US programmer caught outsourcing his own job to China

BIO

Amy Li began her journalism career as a crime news reporter in Queens, New York, in 2004. She joined Reuters in Beijing in 2008 as a multimedia editor. Amy taught journalism at Southwestern University of Finance and Economics in Chengdu before joining SCMP in Hong Kong in 2012. She is now an online news editor for SCMP.com. Amy can be reached at chunxiao.li@scmp.com, or follow her on Twitter @AmyLiSCMP
 

A star software developer at a company in the US recently shocked his boss and inspired peers by outsourcing work to a China-based tech company for less than one fifth of his six-figure salary. 

In return, the 40-year-old engineer, Bob (not his real name), gets to take it easy at work: taking long breaks, chatting on Facebook and shopping on eBay. On top of that, Bob has been continually awarded “the best developer in the building".

Bob’s employer, after discovering unauthorised VPN logins from China last year, had turned to US telecom services provider Verizon for an investigation. The company, whose US location was not disclosed, was particularly nervous because it is billed as a "critical infrastructure company", and a security breach would imply severe consequences. 

After Verizon resolved the mystery and shared it as a case study on its security blog, the story was quickly translated into Chinese and posted on China’s social network sites, including on Sina Weibo. The case soon triggered heated discussions on both sides of the Pacific.

“Where’s the problem? He improved his personal profit and the quality and efficiency of his work,” said one comment on Verizon’s blog. “This guy is an American hero and deserves a medal.”

While many Verizon commenters hail Bob as a genius who understands the art of delegation, Chinese developers seem disheartened after finding out how much Bob is making.

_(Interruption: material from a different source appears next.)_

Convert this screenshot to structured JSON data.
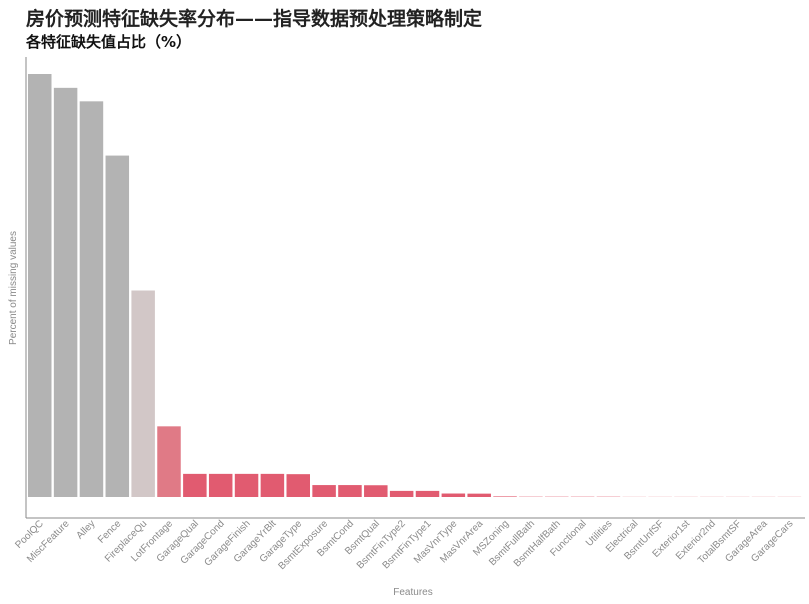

“Learn English and let’s find work in US,” read one of 1,600 comments on Sina Weibo. "Why do we have to do the dirty work for such a cheap price in China?"

The identity of the Chinese tech company doing Bob's job remains unknown, although many Chinese commentators on Weibo speculate that Shenyang-based Neusoft is the most likely provider. Neusoft's website says it is the largest IT services provider in China, with more than 20,000 employees.